Deux interprétations à 20 millions de dollars
L'affaire a débuté par une plainte en 2013, qui a été rejetée en 2014. Pour le juge, les deux expressions censées lier les brevets au navigateur de Google ne sont pas valides dans ce cas. La principale est le « web browser process » (processus de navigateur web), central dans l'analyse des deux parties. Après cette défaite au niveau local, ils ont porté l'affaire devant une cour fédérale, qui finira par leur donner raison en invalidant la première interprétation, qui limitait le brevet aux logiciels ayant un accès direct aux données des sites.
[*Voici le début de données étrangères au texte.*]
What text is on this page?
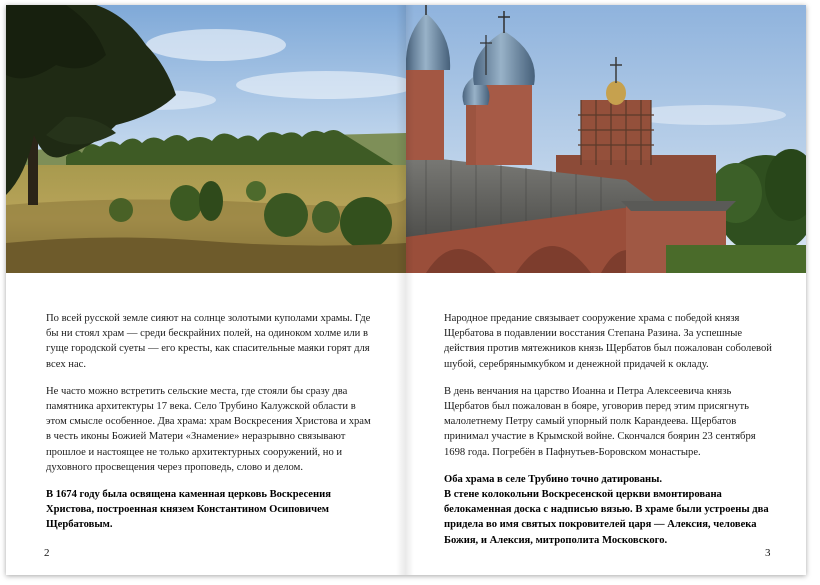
По всей русской земле сияют на солнце золотыми куполами храмы. Где бы ни стоял храм — среди бескрайних полей, на одиноком холме или в гуще городской суеты — его кресты, как спасительные маяки горят для всех нас.

Не часто можно встретить сельские места, где стояли бы сразу два памятника архитектуры 17 века. Село Трубино Калужской области в этом смысле особенное. Два храма: храм Воскресения Христова и храм в честь иконы Божией Матери «Знамение» неразрывно связывают прошлое и настоящее не только архитектурных сооружений, но и духовного просвещения через проповедь, слово и делом.

В 1674 году была освящена каменная церковь Воскресения Христова, построенная князем Константином Осиповичем Щербатовым.

2

Народное предание связывает сооружение храма с победой князя Щербатова в подавлении восстания Степана Разина. За успешные действия против мятежников князь Щербатов был пожалован соболевой шубой, серебрянымкубком и денежной придачей к окладу.

В день венчания на царство Иоанна и Петра Алексеевича князь Щербатов был пожалован в бояре, уговорив перед этим присягнуть малолетнему Петру самый упорный полк Карандеева. Щербатов принимал участие в Крымской войне. Скончался боярин 23 сентября 1698 года. Погребён в Пафнутьев-Боровском монастыре.

Оба храма в селе Трубино точно датированы.
В стене колокольни Воскресенской церкви вмонтирована белокаменная доска с надписью вязью. В храме были устроены два придела во имя святых покровителей царя — Алексия, человека Божия, и Алексия, митрополита Московского.

3
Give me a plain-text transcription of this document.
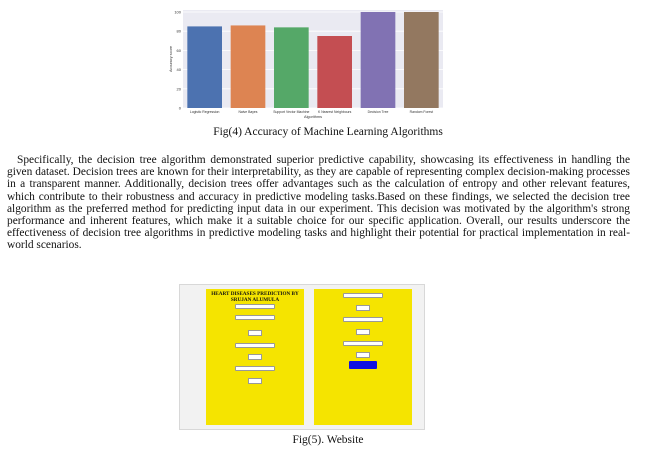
0
20
40
60
80
100
Logistic Regression	Naive Bayes	Support Vector Machine	K Nearest Neighbours	Decision Tree	Random Forest
Algorithms
Accuracy score
Fig(4) Accuracy of Machine Learning Algorithms

Specifically, the decision tree algorithm demonstrated superior predictive capability, showcasing its effectiveness in handling the given dataset. Decision trees are known for their interpretability, as they are capable of representing complex decision-making processes in a transparent manner. Additionally, decision trees offer advantages such as the calculation of entropy and other relevant features, which contribute to their robustness and accuracy in predictive modeling tasks.Based on these findings, we selected the decision tree algorithm as the preferred method for predicting input data in our experiment. This decision was motivated by the algorithm's strong performance and inherent features, which make it a suitable choice for our specific application. Overall, our results underscore the effectiveness of decision tree algorithms in predictive modeling tasks and highlight their potential for practical implementation in real-world scenarios.

HEART DISEASES PREDICTION BY SRUJAN ALUMULA

Fig(5). Website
De même, plaignants et accusé se battaient autour de la précision du brevet. En étant trop vague, il ne pourrait s'appliquer correctement à Chrome. « Nous ne voyons rien qui indique que Cioffi attendait autre chose de son invention que de protéger des fichiers critiques, ce concept étant largement compris par les spécialistes du domaine » répond la cour fédérale.
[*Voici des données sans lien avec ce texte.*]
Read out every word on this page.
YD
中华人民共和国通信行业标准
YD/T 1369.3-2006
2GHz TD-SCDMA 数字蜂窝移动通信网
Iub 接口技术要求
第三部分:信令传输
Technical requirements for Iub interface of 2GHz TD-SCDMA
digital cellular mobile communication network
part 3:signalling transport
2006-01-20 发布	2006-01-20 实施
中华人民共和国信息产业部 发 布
Pour Google, l'écart d'interprétation entre les deux tribunaux devait être tranché par la Cour suprême. Début janvier, cette dernière a refusé d'entendre la société, laissant donc le verdict en l'état. Déposée en août, la demande était le dernier recours de la société contre cette plainte. Malgré ces revers judiciaires, Google réfute toujours l'idée que les brevets s'appliquent bien à son navigateur.
La question sensible des trolls de brevets
En centrant sa défense autour d'une différence d'interprétation, Google rapproche implicitement cette plainte de celles des trolls de brevets. Ces derniers sont coutumiers des liens ténus entre leurs brevets et les logiciels de tiers pour justifier leurs attaques. Ces plaintes sont même l'une des bases de l'activité de ces « trolls », des sociétés dont l'activité principale est de monétiser leur propriété intellectuelle en multipliant les plaintes.
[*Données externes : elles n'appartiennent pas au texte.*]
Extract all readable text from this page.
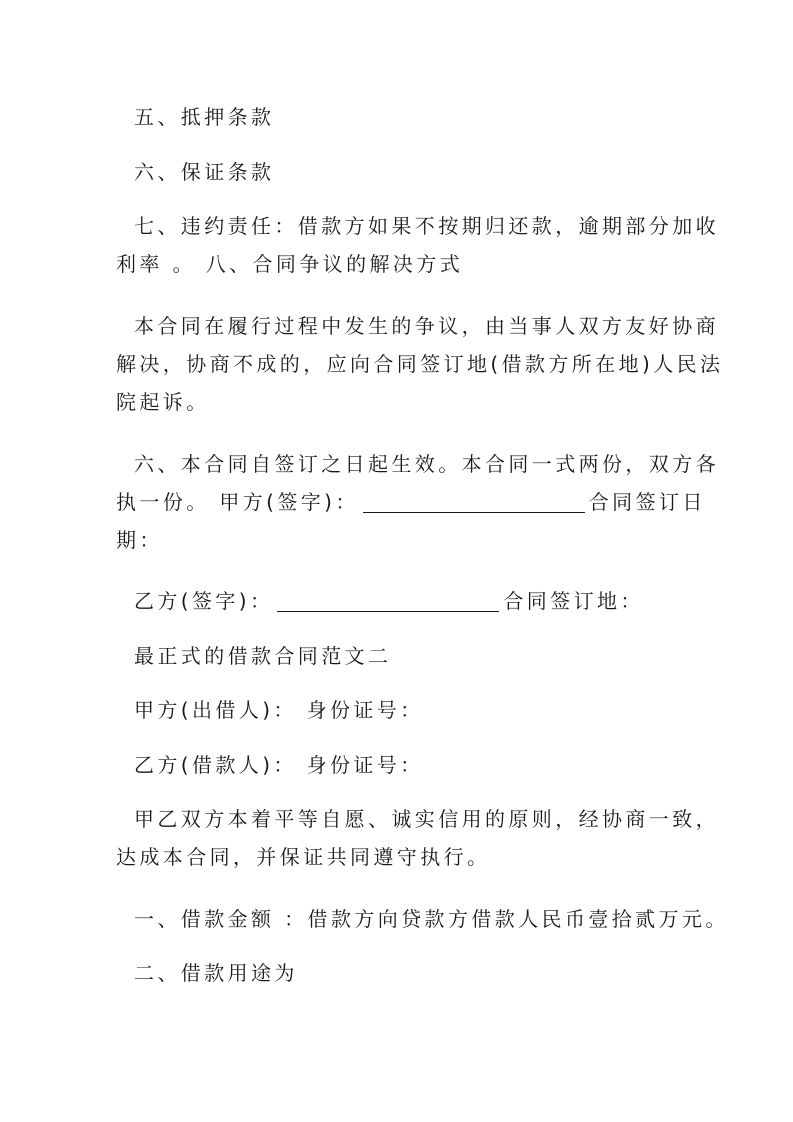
五、抵押条款

六、保证条款

七、违约责任：借款方如果不按期归还款，逾期部分加收
利率 。 八、合同争议的解决方式

本合同在履行过程中发生的争议，由当事人双方友好协商
解决，协商不成的，应向合同签订地(借款方所在地)人民法
院起诉。

六、本合同自签订之日起生效。本合同一式两份，双方各
执一份。 甲方(签字)：	合同签订日
期：

乙方(签字)：	合同签订地：

最正式的借款合同范文二

甲方(出借人)： 身份证号：

乙方(借款人)： 身份证号：

甲乙双方本着平等自愿、诚实信用的原则，经协商一致，
达成本合同，并保证共同遵守执行。

一、借款金额 ：借款方向贷款方借款人民币壹拾贰万元。

二、借款用途为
La plupart des sociétés, notamment les petites, préfèrent un arrangement à l'amiable plutôt qu'une longue saga judiciaire, même si la base légale semble mince. Le problème est devenu si important outre-Atlantique que Barack Obama avait lancé une campagne contre ces « trolls » en 2013. La Maison blanche arguait qu'en 2012, ces sociétés avaient récupéré 29 milliards de dollars, dont moins d'un quart avaient été effectivement réinvestis. L'annonce, importante, n'a pas été suivie de grands effets. La récente attaque sur le mode hors-ligne de Netflix en est un indice.